１音声入力部２音響分析部３単語標準パタ−ン格納部４単語照合部５判定部１１音声入力部１２音響分析部１３特徴点抽出部１４単語標準パターン格納部１５単語照合部１６判定部 1 Speech Input Section 2 Acoustic Analysis Section 3 Word Standard Pattern Storage Section 4 Word Matching Section 5 Judgment Section 11 Speech Input Section 12 Acoustic Analysis Section 13 Feature Point Extraction Section 14 Word Standard Pattern Storage Section 15 Word Matching Section 16 Judgment Section

Claims

[Claims]

1. A voice input means for detecting a spoken voice and inputting it as a voice signal pattern, and an acoustic analysis means for converting into a time series of characteristic parameters based on the waveform of the input voice signal pattern.

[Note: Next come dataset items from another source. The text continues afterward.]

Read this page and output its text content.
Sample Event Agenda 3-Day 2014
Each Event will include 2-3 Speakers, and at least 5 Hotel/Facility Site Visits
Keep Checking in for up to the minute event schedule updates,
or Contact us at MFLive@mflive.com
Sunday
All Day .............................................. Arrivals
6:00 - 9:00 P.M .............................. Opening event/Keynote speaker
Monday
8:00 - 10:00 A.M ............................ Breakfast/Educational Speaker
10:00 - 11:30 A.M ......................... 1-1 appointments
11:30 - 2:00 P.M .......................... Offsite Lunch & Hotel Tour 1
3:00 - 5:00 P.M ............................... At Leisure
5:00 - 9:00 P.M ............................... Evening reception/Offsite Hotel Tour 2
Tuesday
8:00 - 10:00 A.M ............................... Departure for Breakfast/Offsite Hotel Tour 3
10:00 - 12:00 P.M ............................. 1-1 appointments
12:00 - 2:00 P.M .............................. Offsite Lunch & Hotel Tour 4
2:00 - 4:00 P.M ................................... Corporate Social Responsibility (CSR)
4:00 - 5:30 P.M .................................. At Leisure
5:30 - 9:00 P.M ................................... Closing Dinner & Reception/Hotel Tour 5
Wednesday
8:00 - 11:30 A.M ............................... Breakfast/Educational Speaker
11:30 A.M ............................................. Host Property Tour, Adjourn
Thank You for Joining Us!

From the time series of feature parameters, the feature point extracting means for detecting the time points at which the norm of the amount of change in the spectrum becomes maximum and minimum as feature points, and extracting the feature point time series, and learning sample data of the word speech in advance. The word standard pattern storage means for storing the standard word pattern created from the data, the word matching means for calculating the similarity between the extracted feature point time series and the standard word pattern, and the word matching means A word voice recognition device, comprising: a determination unit that outputs a recognition result from the obtained word similarity.

2. The acoustic analysis means is configured to use an LPC cepstrum coefficient, an amount of time change of the LPC cepstrum coefficient (Δ cepstrum) and a norm of the Δ cepstrum as characteristic parameters. 1. The word voice recognition device described in 1.